Akshaya Patra Foundation, which prepares and supplies mid-day meals to most government schools in Bangalore, has encountered quality problems with the rice procured from Food Corporation of India godowns.

“According to the guidelines of the Ministry of Human Resource Development, each child should get 150 grams of rice. But given the poor quality, they end up eating only about 90 grams. FCI rice is not always good,” said C V Thirumala Rao, consultant, Akshaya Patra Foundation, and a retired joint director of the state education department. A recent research paper brought out by Azim Premji University (APU) recommends a relook at the meal quality. 

“Revamp the quality of mid-day meals by relooking at the nutrient intake from the perspective of Recommended Dietary Allowance (as given by the Indian Council of Medical Research) as well as region-wise food availability,” the paper states.

Nutrition and Health

Under the mid-day meal scheme, schoolchildren between six and 10 years receive 490 calories and those between 11 and 15 get 720 calories, said Dr Jagadish Chinnappa, consultant paediatrician, Manipal Hospitals. “The quantity is enough only if they eat breakfast, snacks and dinner in addition.” That doesn’t happen. “Unfortunately, some parents think that since the kids eat at school, they don’t need more food at home. The mid-day meal cannot completely replace food given to kids at home,” said Dr T N Sathyanarayana, associate professor, Public Health Foundation of India and former surveillance officer with the World Health Organisation.  He said kids need more protein and a more balanced diet. “Children, especially adolescent girls, are the most vulnerable. Instead of aiming at only 490 calories, the government should supplement the meal with fruits.

The existing meal is far from beneficial,” he told Express. Unequal distribution of food is another problem. “Several studies have shown that corrupt practices are a reality in schools,” the paper states. Akhila Vasan prefers giving children eggs to meet their protein requirement. Interestingly, the government is sitting on a proposal by the Department of Public Instruction (DPI) to provide eggs or bananas to schoolchildren. Researchers note that the meal scheme focuses on nutritional support to children so that they do not drop out.

“A link is established between education and nutrition without extending it to health. Ensuring good health of the child is not there as one of the mid-day meal scheme’s objectives,” the paper states.

Milk Scheme Question

The government launched the Ksheera Bhagya scheme in August 2013. Six months later, the DPI has asked the KMF to evaluate its benefits for schoolchildren.    The Ksheera Bhagya scheme, where 64 lakh children get 150 ml of full cream (fat) milk thrice a week, is meant to act as a nutritional supplement to the mid-day meal scheme. “We consider the milk scheme a supplement to the meal scheme, but we don’t know the effects the milk scheme has had on children’s health,” said Jayakumar S, Joint Director, Mid-day Meal Scheme.

Oota Facts

■ In 2012-13, a total of 55,113 schools were beneficiaries of the mid-day meal scheme. Of these, 48,773 were government schools and 6,340 aided schools.
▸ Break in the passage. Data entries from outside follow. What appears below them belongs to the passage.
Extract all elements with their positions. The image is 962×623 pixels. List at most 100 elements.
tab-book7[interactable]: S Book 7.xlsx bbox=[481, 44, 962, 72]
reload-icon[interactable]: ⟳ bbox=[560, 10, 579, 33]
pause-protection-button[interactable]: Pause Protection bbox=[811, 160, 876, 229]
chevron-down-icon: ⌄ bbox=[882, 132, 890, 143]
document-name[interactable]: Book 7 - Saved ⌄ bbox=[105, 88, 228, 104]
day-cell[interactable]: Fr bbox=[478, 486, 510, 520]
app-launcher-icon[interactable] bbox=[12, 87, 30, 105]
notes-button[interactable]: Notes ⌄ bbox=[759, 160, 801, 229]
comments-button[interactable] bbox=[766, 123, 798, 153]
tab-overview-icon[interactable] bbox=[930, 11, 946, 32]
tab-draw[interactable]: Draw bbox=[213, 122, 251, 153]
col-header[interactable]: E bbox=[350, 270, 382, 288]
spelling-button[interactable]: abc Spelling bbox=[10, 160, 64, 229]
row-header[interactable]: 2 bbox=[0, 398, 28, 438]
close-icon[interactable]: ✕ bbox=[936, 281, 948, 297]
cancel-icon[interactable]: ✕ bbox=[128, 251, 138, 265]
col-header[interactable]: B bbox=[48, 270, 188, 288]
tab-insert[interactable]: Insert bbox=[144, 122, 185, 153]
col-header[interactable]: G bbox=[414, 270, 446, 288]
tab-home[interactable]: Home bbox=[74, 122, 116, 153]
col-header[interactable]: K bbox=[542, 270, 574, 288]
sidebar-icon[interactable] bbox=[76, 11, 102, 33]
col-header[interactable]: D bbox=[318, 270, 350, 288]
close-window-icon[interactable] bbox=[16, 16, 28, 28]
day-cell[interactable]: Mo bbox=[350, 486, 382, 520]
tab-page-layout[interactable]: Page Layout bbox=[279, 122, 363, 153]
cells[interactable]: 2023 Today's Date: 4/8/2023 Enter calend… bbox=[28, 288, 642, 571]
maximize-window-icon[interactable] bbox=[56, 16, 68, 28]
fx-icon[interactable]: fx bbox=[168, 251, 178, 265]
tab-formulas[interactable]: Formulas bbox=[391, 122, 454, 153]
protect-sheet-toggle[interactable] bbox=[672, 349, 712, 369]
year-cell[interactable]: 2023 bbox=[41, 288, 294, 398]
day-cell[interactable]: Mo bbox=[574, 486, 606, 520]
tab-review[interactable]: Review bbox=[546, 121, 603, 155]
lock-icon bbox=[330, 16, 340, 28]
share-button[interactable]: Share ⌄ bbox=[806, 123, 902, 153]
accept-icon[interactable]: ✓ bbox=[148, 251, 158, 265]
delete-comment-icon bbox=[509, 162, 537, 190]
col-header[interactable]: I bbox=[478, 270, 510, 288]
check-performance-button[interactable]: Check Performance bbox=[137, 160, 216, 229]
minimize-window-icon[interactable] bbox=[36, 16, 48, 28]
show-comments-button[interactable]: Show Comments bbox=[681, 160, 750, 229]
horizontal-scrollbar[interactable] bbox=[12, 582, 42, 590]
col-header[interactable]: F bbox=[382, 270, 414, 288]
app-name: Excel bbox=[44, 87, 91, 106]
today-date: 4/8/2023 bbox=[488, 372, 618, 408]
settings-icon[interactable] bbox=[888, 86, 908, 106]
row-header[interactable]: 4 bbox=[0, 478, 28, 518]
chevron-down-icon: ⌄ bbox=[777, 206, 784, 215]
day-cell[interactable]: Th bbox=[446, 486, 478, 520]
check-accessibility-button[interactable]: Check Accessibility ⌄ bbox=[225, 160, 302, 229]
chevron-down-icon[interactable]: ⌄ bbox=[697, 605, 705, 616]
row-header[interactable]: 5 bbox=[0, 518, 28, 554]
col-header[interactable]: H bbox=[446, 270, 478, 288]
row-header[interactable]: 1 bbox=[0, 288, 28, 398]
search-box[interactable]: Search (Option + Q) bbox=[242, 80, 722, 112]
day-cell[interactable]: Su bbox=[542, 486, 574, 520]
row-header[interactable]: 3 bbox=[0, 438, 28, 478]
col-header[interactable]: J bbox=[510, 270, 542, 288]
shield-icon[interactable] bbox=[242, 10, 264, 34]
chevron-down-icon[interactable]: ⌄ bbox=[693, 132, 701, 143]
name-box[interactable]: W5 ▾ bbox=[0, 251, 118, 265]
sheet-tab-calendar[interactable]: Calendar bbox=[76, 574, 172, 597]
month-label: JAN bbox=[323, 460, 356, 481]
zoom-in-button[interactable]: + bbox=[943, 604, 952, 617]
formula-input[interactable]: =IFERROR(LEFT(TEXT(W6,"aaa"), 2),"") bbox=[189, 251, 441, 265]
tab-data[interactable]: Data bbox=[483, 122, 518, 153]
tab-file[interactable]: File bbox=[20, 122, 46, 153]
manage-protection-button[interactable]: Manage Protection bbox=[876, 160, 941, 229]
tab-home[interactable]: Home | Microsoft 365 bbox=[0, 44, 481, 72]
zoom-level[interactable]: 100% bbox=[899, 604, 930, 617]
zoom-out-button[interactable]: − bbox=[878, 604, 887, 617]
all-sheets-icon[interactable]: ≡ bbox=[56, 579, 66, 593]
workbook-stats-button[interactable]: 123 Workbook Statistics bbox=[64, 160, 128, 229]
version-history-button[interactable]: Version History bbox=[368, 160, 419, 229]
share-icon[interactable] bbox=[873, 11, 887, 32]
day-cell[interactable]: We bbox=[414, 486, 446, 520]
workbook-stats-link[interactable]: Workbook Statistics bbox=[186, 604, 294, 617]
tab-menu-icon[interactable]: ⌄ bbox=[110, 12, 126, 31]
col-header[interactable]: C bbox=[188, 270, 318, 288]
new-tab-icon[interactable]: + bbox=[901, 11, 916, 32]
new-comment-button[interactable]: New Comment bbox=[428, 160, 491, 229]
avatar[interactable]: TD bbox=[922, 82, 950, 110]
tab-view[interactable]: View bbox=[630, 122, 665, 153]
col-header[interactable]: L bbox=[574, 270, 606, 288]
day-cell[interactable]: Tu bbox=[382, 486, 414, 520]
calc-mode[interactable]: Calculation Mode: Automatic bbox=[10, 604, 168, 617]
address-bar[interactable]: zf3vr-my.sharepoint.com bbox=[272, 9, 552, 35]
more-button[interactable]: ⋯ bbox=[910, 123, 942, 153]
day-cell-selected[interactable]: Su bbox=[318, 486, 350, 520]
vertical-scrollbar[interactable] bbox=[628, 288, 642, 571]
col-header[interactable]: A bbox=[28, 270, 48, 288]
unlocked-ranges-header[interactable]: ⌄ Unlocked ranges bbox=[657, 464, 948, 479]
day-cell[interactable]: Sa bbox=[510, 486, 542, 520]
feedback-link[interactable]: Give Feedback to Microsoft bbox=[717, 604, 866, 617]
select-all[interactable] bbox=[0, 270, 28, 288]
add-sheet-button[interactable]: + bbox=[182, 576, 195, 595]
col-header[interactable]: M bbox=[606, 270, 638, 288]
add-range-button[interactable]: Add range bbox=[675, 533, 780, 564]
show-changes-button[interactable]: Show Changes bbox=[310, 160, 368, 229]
■ The per child expenditure by the central and state governments together is `3.34 for classes 1 to 5, `5 for classes 6 and 8. `6.62 is spent per child for class 9 and 10. This is borne fully by the state.

■ In the 2013-14 budget, the state government outlay was `1,518.28 crore for the mid-day meal scheme. Of this, 45.4 per cent came from the Centre and the rest from the state government.